Het samenwerkingsverband Stromenland heeft het minimale niveau van de basisondersteuning vastgesteld in het ondersteuningsplan. De basisondersteuning zoals omschreven door Stromenland is de ondersteuning die elke school binnen het samenwerkingsverband moet kunnen bieden. De extra ondersteuning is alle ondersteuning die gegeven wordt, maar niet binnen de basisondersteuning valt. Het samenwerkingsverband zorgt voor een dekkend aanbod binnen de regio.
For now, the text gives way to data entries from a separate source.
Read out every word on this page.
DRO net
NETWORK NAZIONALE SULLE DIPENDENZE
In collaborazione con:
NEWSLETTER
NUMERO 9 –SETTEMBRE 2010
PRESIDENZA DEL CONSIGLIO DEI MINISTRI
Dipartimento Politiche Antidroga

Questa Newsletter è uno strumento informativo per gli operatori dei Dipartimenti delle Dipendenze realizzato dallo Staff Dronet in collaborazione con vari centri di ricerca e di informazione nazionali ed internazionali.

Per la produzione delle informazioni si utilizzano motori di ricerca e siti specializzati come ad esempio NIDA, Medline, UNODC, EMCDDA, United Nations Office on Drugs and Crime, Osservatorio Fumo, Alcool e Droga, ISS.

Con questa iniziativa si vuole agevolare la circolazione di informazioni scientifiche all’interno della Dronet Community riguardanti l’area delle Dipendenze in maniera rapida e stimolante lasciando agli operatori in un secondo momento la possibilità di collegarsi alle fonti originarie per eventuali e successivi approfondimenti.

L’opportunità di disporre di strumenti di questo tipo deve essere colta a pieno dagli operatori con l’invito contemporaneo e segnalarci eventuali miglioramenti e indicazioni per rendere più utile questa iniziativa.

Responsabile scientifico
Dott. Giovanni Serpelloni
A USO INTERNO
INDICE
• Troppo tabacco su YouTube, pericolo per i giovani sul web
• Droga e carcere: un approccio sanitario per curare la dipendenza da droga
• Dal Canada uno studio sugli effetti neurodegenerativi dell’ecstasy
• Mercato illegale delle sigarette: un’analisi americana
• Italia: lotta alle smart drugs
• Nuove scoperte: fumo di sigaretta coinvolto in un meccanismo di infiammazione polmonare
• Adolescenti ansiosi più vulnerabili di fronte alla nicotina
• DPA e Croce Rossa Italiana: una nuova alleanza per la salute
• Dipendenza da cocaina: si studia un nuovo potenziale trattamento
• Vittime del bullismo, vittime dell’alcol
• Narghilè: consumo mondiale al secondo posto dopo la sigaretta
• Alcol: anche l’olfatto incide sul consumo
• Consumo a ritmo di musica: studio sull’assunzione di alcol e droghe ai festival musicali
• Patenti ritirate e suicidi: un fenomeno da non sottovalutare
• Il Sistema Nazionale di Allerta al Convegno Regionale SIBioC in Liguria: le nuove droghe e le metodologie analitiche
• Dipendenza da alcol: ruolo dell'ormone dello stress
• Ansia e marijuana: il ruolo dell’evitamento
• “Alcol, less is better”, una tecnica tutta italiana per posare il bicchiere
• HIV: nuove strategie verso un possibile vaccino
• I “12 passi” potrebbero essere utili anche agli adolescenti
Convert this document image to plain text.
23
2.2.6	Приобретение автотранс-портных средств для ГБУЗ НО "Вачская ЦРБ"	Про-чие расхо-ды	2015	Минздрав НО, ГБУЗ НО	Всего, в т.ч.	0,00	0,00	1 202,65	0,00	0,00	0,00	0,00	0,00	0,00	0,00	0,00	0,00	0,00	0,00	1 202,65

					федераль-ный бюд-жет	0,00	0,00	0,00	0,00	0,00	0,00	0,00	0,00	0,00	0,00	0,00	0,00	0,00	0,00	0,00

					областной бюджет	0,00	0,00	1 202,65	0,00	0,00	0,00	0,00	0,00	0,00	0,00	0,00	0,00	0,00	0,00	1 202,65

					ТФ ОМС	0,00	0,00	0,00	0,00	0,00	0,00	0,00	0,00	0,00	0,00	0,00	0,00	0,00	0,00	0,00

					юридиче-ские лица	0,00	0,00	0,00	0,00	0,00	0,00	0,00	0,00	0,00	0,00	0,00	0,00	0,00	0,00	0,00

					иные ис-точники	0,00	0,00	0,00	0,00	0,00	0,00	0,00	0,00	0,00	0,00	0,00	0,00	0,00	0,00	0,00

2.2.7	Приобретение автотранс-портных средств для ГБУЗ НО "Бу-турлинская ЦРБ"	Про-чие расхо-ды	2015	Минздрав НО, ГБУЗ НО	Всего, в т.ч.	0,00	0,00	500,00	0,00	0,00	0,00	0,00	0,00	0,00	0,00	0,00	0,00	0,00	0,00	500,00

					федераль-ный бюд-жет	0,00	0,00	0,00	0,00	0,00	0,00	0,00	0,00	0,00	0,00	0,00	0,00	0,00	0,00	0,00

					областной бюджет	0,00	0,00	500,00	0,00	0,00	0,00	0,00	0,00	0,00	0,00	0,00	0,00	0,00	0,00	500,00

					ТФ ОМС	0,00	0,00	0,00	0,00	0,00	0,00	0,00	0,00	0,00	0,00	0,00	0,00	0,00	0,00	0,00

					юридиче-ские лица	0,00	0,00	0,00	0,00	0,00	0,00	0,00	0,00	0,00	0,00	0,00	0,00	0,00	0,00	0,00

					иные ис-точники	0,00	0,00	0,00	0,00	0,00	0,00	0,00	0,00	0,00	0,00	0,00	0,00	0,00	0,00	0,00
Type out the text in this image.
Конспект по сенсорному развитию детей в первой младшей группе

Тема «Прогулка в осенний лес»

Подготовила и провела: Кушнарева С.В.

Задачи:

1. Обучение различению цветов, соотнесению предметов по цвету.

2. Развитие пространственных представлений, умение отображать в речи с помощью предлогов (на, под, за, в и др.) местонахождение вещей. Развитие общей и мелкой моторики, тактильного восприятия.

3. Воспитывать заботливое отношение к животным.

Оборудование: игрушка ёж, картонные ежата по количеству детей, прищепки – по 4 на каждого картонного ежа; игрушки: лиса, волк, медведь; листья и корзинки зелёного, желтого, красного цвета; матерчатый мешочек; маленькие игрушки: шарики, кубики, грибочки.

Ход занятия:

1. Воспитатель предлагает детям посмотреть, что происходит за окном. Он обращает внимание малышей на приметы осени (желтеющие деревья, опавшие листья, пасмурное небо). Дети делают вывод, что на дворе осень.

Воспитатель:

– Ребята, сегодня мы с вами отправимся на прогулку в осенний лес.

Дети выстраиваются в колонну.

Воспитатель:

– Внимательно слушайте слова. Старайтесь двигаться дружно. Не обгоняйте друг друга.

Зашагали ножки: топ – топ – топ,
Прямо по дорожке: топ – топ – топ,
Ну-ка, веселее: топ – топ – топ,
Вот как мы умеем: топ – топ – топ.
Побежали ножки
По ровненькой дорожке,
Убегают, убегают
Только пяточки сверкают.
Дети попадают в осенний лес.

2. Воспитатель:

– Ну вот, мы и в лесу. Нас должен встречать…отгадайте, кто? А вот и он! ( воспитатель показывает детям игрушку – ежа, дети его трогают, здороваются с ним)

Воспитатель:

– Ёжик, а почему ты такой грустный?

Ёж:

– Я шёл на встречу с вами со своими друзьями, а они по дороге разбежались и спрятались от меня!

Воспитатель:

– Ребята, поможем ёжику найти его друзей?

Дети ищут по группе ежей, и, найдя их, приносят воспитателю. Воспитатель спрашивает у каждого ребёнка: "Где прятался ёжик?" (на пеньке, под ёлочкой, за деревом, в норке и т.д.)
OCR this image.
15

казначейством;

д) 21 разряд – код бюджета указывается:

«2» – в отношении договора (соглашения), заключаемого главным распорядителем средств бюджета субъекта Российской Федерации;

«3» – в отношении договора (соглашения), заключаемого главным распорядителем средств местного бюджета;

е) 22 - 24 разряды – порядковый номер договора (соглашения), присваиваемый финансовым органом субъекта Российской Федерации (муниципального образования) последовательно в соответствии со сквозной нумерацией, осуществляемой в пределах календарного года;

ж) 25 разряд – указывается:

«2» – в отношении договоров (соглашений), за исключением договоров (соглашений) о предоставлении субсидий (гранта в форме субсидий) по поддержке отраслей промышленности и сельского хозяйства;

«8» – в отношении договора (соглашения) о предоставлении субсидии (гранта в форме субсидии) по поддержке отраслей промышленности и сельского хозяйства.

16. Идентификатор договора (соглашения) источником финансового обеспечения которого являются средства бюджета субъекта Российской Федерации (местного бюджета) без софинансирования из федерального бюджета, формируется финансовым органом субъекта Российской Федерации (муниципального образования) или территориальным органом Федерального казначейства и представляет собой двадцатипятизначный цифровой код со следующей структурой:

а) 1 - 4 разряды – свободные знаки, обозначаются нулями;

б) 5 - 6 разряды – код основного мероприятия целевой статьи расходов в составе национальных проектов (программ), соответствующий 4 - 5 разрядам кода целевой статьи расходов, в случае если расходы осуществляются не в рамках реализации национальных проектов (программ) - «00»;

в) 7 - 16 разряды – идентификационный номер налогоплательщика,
Om de ondersteuningsmogelijkheden van de school in kaart te brengen, is iedere school wettelijk verplicht om een schoolondersteuningsprofiel (SOP) op te stellen. In het SOP staat beschreven welke mogelijkheden de school kan bieden met haar eigen middelen. Dit wordt aan de hand van de volgende kenmerken beschreven:
- een algemene beschrijving van de school;
- de basisondersteuning;
- de mogelijkheden voor extra ondersteuning;
- de grenzen aan de ondersteuning;
- de ambities van de school.
De school heeft het huidige profiel opgesteld waarbij rekening is gehouden met de teamdeskundigheid en de beschikbare, financiële middelen. Veranderingen binnen het team of in het budget kunnen van invloed zijn op de ondersteuningsmogelijkheden van de school. Het SOP wordt jaarlijks geactualiseerd. De Medezeggenschapsraad (MR) heeft adviesrecht op het SOP. Na instemming van de MR is het document definitief.